Kilang minyak Esso Fawley yang dioperasikan oleh Exxon Mobil, pada Kamis, 14 Mei 2020, di Fawley, Inggris.
Lukas McGregor | Bloomberg | Gambar bagus
Pemotongan produksi yang mengejutkan oleh OPEC dan sekutunya telah mengangkat harga minyak – dan analis mengatakan importir minyak utama seperti India, Jepang dan Korea Selatan akan paling menderita jika harga mencapai $100 per barel, seperti yang diprediksi beberapa orang.
Pada hari Minggu, OPEC+ mengumumkan pengurangan produksi sebesar 1,16 juta barel per hari, sebuah langkah yang tidak diharapkan oleh pasar minyak.
“Ini adalah pajak untuk setiap ekonomi pengimpor minyak,” kata Pavel Molchanov, direktur pengelola bank investasi swasta Raymond James.
“Bukan Amerika Serikat yang akan paling menderita akibat minyak $100, tetapi negara-negara tanpa sumber daya minyak domestik: Jepang, India, Jerman, Prancis … untuk menyebutkan beberapa contoh besar,” kata Molchanov.
Pemotongan sukarela oleh negara-negara dalam bisnis minyak dimulai pada Mei dan akan berlangsung hingga akhir 2023. Baik Arab Saudi maupun Rusia Memotong produksi minyak sebesar 500.000 barel per hari Hingga akhir tahun, negara anggota OPEC lainnya seperti Kuwait, Oman, Irak, Aljazair, dan Kazakhstan juga memangkas produksi.
Minyak mentah berjangka Brent naik 0,57% menjadi $85,41 per barel, sementara berjangka West Texas Intermediate AS menetap di $81,11 per barel.
“Wilayah yang paling terpengaruh oleh pemotongan pasokan minyak dan kenaikan harga minyak mentah terkait sangat bergantung pada impor dan memiliki pangsa bahan bakar fosil yang tinggi dalam sistem energi primer mereka,” kata Henning Klostein, direktur Grup Eurasia.
Jika minyak naik lebih jauh, bahkan minyak mentah Rusia yang didiskon akan mulai mengganggu pertumbuhan India.
Henning Clostein
Direktur, Grup Eurasia
“Meskipun mereka masih mendapat untung dari potongan harga gas Rusia, mereka sudah menderita akibat harga batu bara dan gas yang tinggi,” kata Glostein.
“Jika minyak naik lebih jauh, bahkan minyak mentah Rusia yang didiskon akan mulai mengganggu pertumbuhan India.”
Jepang
Minyak adalah sumber energi paling signifikan di Jepang Sekitar 40% akun Pasokan energi totalnya.

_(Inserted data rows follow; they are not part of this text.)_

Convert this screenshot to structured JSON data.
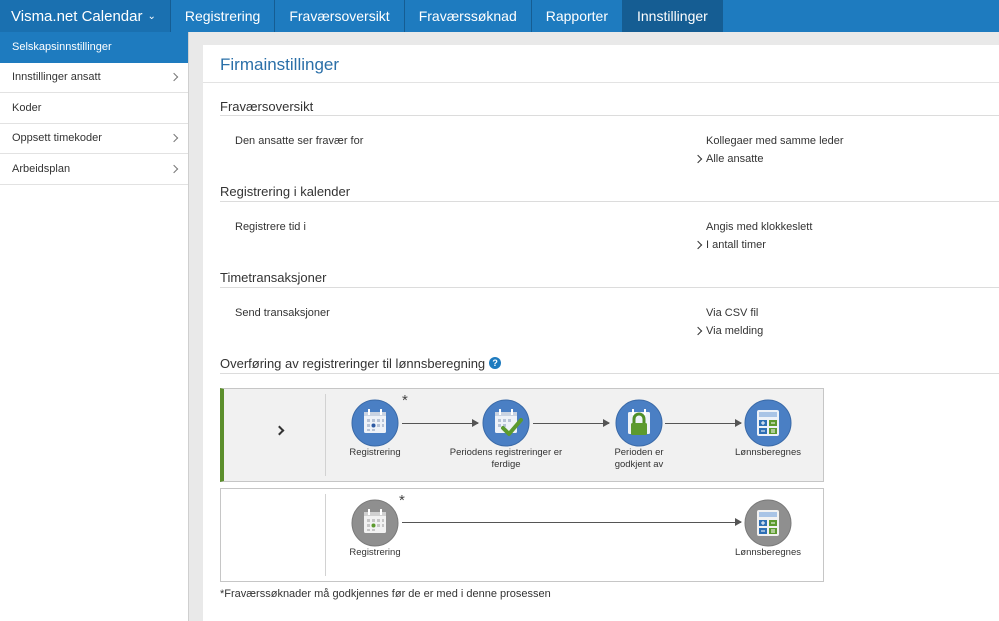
{
  "topnav": {
    "brand": "Visma.net Calendar",
    "tabs": [
      "Registrering",
      "Fraværsoversikt",
      "Fraværssøknad",
      "Rapporter",
      "Innstillinger"
    ]
  },
  "sidebar": {
    "items": [
      {
        "label": "Selskapsinnstillinger"
      },
      {
        "label": "Innstillinger ansatt"
      },
      {
        "label": "Koder"
      },
      {
        "label": "Oppsett timekoder"
      },
      {
        "label": "Arbeidsplan"
      }
    ]
  },
  "main": {
    "title": "Firmainstillinger",
    "sections": [
      {
        "heading": "Fraværsoversikt",
        "label": "Den ansatte ser fravær for",
        "options": [
          "Kollegaer med samme leder",
          "Alle ansatte"
        ]
      },
      {
        "heading": "Registrering i kalender",
        "label": "Registrere tid i",
        "options": [
          "Angis med klokkeslett",
          "I antall timer"
        ]
      },
      {
        "heading": "Timetransaksjoner",
        "label": "Send transaksjoner",
        "options": [
          "Via CSV fil",
          "Via melding"
        ]
      }
    ],
    "transfer": {
      "heading": "Overføring av registreringer til lønnsberegning",
      "help": "?",
      "flow1": {
        "asterisk": "*",
        "steps": [
          "Registrering",
          "Periodens registreringer er ferdige",
          "Perioden er godkjent av",
          "Lønnsberegnes"
        ]
      },
      "flow2": {
        "asterisk": "*",
        "steps": [
          "Registrering",
          "Lønnsberegnes"
        ]
      },
      "footnote": "*Fraværssøknader må godkjennes før de er med i denne prosessen"
    }
  },
  "colors": {
    "nav": "#1e7bbf",
    "active_tab": "#155d93",
    "step_blue": "#4a7fc4",
    "step_grey": "#8f8f8f",
    "green": "#5c8f2c"
  }
}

“Kurangnya produksi dalam negeri yang signifikan, Jepang sangat bergantung pada impor minyak mentah, dengan 80% hingga 90% berasal dari kawasan Timur Tengah” Badan Energi Internasional dikatakan.
Korea Selatan
Untuk Korea Selatan, itu menghasilkan minyak Kebutuhan energi utamanya adalahMenurut perusahaan riset independen Enerdata.
“Korea Selatan dan Italia mengandalkan minyak impor lebih dari 75%,” kata Molchanov.
Eropa dan Cina “sangat terekspos,” menurut Clostein.
Namun, paparan China sedikit lebih rendah karena produksi minyak dalam negeri, dan Eropa secara keseluruhan bergantung terutama pada nuklir, batu bara, dan gas alam, tetapi bergantung pada bahan bakar fosil dalam bauran energi primernya.
Molchanov mengatakan beberapa pasar negara berkembang yang “tidak memiliki kapasitas mata uang asing untuk mendukung impor bahan bakar ini” akan terpengaruh secara negatif oleh label harga $100. Dia mengidentifikasi Argentina, Turki, Afrika Selatan, dan Pakistan sebagai ekonomi yang rentan.
Sri Lanka, yang tidak memproduksi minyak di dalam negeri dan bergantung 100% pada impor, akan terpukul lebih keras, tambahnya.
Menara pendingin melepaskan uap di kompleks kilang dan pabrik kimia Leuna, rumah bagi kilang dan pabrik yang dioperasikan oleh TotalEnergies, di Leuna, Jerman, Selasa, 7 Juni 2022.
Kristen Bocsi | Bloomberg | Gambar bagus
“Negara dengan cadangan devisa rendah dan negara importir akan lebih terpengaruh oleh harga minyak dalam dolar AS,” kata Amrita Sen, pendiri Energy Aspects.
Namun, dengan kemungkinan $100 per barel, Molchanov mengatakan titik harga tinggi tidak dapat bertahan lama dan tidak akan menjadi “dataran tinggi permanen”.
“Jangka panjang, harga mungkin akan lebih sesuai dengan posisi kita saat ini” – sekitar $80 hingga $90 atau lebih, katanya.
“Begitu minyak mentah mencapai $100 per barel dan bertahan di sana untuk sementara waktu, itu mendorong produsen untuk meningkatkan produksi lagi,” kata Clostein.